Amazon discontinued the ability to create images using their SiteStripe feature and in their infinite wisdom broke all previously created images on 12/31/23. Many blogs used this feature, including this one. Expect my archives to be a hot mess of broken book cover images until I can slowly comb through 20 years of archives to make corrections.

Sunday, June 14, 2015

Dissident

Dissident by Cecilia London is the sort of book that normally is not in my wheelhouse.  The easiest way to describe this first book in a series is that it's a genre-bender.  Part dystopian thriller, part contemporary romance.  If you're a long-time reader of this blog, you'll likely have guessed correctly that it was the "dystopian" label that gave me pause.  However, I'm friendly with the author on Twitter and she's a baseball fan (Brewers for her, Tigers for me), so I thought I'd give this a whirl.  The best way I can describe the experience?  Uneven.

Caroline Gerard is a widow with two young children and a representative in Congress.  Her husband, whom she loved very much, died in an accident the previous year.  It was a shock that Caroline didn't handle all that well, but she has carried on with her work.

Into her orbit enters John "Jack" McIntyre, newly elected on the Republican side of the aisle.  Caroline campaigned for his opponent and did a little mudslinging in the process - but yeah, Jack won the election anyway.  Caroline is of the moderate We-Need-To-Work-Together school of American politics that's an endangered species these days, so she's determined to clear the air between them.  It's a bumpy apology, but eventually they become friends and then?  Something more.

This story is essentially told in flashbacks.  It opens with Jack and Caroline on the run.  Bad Stuff has happened in the US.  California and Texas have seceded.  The military is chasing after them because they are "dangerous" - and when they find Caroline?  She ends up in a VA hospital in a medically-induced coma.  It's while Caroline is in this coma, and her doctors are trying to keep the military from taking custody of her before she's medically cleared, that the author takes us through the courtship of Jack and Caroline. 

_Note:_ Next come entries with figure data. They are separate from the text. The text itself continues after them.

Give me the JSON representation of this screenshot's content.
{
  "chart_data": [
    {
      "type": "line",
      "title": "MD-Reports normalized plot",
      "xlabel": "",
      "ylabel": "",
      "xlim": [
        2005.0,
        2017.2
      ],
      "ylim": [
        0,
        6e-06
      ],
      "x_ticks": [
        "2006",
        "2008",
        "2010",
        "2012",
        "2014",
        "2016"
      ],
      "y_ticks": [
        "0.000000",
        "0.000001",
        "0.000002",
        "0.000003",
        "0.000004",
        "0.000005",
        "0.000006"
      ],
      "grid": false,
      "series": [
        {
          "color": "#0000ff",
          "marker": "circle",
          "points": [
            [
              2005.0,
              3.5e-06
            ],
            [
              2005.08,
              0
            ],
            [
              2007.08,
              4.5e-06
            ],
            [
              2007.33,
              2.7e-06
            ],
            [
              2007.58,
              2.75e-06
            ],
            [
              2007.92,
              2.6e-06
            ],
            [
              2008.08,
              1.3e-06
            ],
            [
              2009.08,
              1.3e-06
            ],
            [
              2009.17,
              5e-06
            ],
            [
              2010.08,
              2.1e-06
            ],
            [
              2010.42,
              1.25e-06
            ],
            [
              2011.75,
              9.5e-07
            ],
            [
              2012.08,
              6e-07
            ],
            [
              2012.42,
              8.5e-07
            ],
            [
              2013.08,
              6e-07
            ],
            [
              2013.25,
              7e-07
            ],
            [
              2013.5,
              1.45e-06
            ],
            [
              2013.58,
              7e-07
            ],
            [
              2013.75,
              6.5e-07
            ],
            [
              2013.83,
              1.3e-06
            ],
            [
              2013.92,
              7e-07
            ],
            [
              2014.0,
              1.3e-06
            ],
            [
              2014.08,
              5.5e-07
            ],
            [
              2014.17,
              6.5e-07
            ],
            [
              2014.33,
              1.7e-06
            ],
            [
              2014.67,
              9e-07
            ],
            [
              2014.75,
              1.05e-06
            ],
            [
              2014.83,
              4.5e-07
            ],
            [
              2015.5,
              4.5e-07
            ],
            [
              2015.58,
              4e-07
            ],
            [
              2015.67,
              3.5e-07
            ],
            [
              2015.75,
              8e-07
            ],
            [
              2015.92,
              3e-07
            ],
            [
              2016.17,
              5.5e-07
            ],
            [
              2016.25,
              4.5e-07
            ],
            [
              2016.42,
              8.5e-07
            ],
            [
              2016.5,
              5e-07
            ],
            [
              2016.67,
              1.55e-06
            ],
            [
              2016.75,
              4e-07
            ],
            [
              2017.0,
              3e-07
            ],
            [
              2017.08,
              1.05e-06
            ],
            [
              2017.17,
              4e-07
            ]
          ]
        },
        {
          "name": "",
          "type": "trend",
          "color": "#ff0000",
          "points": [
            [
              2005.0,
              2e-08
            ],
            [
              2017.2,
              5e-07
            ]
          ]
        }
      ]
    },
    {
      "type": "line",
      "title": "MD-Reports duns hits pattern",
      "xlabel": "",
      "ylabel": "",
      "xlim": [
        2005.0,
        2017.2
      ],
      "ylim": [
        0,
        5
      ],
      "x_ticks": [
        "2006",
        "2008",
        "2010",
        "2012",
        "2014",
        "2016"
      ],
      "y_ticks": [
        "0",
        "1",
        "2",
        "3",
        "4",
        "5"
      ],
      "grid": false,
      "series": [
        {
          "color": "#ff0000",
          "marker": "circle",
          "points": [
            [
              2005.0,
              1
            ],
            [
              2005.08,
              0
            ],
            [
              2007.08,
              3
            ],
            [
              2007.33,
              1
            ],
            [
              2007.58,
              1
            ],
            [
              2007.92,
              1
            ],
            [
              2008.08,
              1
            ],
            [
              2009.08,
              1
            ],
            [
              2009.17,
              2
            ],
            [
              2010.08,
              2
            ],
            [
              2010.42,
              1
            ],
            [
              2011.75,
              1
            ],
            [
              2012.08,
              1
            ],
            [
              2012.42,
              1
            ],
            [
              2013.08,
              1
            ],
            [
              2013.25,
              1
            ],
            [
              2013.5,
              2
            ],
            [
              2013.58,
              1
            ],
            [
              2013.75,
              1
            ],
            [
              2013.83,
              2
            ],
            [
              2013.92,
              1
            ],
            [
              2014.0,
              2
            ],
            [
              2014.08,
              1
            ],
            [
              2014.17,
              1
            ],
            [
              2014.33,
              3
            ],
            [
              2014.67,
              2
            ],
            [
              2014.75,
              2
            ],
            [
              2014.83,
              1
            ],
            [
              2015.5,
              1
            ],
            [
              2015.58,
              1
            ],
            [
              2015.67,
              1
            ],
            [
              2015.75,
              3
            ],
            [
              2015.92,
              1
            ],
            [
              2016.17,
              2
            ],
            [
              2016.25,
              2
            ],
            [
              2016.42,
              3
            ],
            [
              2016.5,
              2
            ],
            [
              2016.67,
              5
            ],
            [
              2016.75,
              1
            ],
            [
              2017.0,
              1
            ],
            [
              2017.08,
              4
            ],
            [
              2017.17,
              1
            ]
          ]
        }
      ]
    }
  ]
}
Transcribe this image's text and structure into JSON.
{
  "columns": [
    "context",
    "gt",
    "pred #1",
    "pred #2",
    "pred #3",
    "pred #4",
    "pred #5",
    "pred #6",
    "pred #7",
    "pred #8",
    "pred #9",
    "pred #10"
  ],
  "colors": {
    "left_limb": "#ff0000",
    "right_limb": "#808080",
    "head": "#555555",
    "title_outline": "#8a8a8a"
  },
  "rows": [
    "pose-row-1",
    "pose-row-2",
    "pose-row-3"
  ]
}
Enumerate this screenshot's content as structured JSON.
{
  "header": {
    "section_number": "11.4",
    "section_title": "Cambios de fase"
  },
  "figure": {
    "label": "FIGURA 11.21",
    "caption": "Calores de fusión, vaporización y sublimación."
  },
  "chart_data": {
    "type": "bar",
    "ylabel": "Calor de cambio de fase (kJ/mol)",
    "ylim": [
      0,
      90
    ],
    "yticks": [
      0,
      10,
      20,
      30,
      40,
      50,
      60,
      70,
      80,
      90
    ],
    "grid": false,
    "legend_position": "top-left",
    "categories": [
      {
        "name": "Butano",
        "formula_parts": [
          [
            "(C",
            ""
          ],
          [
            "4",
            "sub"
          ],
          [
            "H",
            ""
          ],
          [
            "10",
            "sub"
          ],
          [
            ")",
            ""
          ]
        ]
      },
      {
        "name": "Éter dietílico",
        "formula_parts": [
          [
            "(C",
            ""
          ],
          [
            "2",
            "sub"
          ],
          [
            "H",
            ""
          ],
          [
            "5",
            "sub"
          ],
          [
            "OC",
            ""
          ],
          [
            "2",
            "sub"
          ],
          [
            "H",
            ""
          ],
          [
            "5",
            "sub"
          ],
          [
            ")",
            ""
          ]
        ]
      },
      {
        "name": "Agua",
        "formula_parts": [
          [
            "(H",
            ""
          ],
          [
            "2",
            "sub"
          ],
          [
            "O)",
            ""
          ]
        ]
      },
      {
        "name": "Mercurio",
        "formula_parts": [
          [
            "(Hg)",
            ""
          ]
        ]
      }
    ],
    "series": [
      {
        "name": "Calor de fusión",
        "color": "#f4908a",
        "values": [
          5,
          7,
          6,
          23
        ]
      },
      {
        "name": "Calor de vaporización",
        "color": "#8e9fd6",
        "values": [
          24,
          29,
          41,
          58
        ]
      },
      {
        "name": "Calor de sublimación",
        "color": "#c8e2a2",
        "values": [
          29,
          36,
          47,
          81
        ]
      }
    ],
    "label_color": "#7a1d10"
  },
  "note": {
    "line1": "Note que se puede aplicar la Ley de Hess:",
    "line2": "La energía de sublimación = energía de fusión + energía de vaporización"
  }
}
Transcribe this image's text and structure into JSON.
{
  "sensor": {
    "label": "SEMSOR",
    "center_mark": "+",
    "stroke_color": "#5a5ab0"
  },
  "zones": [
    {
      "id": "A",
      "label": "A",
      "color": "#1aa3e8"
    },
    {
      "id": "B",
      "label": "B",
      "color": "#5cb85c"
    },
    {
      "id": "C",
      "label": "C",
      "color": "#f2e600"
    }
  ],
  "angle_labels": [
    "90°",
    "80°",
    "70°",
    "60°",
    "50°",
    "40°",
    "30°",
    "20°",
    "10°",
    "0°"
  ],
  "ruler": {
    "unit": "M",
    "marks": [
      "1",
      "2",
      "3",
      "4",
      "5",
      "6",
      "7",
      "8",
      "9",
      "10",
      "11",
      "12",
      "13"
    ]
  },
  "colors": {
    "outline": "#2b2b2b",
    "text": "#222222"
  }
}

 Here's the thing though: I don't really care.  Intellectually, I get what the author is shooting for here.  She's building a series, and to build said series she needs to take us through the "relationship stuff" between Jack and Caroline.  Of them falling in love.  But after a while my interest waned.  They have chemistry.  They have sex.  Jack screws up.  They fight (which is actually my favorite part of their courtship - the big ol' fight at the end of the book).  What I wanted more of, and got very little of, was the hospital staff trying to keep Caroline safe, and what exactly was going on in this dystopian US. It's teased to the reader and not fleshed out, at all - presumably saved for later books in the series.  So the part of this book that I thought I was going to struggle through (the dystopian stuff) - is actually what I wanted a lot more of.

Not helping the romance aspect was the political aspect which seemed - I don't know - like high school.  And Caroline is supposedly a Democrat but literally spends THE WHOLE BOOK being BFFs with Republicans (and in Jack's case - having sex with).  So yippee that she's a moderate all about compromise and working together to get stuff done - but every other Democrat she runs up against in this book is someone she literally cannot stand.  Caroline being BFF's with Republicans but a member of the Democratic party is actually addressed late in the book - but I don't know.  How about showing a member of Caroline's own party that she actually likes?

And then there's Jack who I found, some of the time, to be a monumental douchebag.  He has a playboy reputation.  Lots of money, lots of women, wouldn't know a committed relationship if it found a hammer and hit him upside the head.  Then he falls for Caroline and cue the love birds.  It's how he talks about his past though that really got my goat.  How he freely admits he treated the other women in his life (disposable play things), whom he and Caroline start calling "salad girls."  I've been reading romance a long time, and my roots are likely showing here - but anytime an author showcases how awesome the heroine is for the hero by taking jabs at "salad girls," my claws begin to come out. So yeah - Jack?  You're a douchebag.  Go sit in the corner.

So all this makes it sound like I hated this book - but no, I didn't.  I just found it uneven.  The dystopian angle is teasing all sorts of interesting possibilities and I loved the scenes in the hospital between Caroline's doctors and the military.  But the romance story line dragged on a bit too long and I was growing bored with it until the end when the author introduces that fight (great dialogue in that scene by the way). As expected (first book in series), the story ends on a cliffhanger - spurring us towards the second installment due out in August.  While I wasn't enamored with the lovey-dovey Caroline/Jack stuff, I'm intrigued by the dystopian world that the author teased me with during this first book.  So I'll be carrying on to see what happens next.

Final Grade = C

Note: At the time of this review posting, this book is free at most major retailers (I didn't check all of them folks).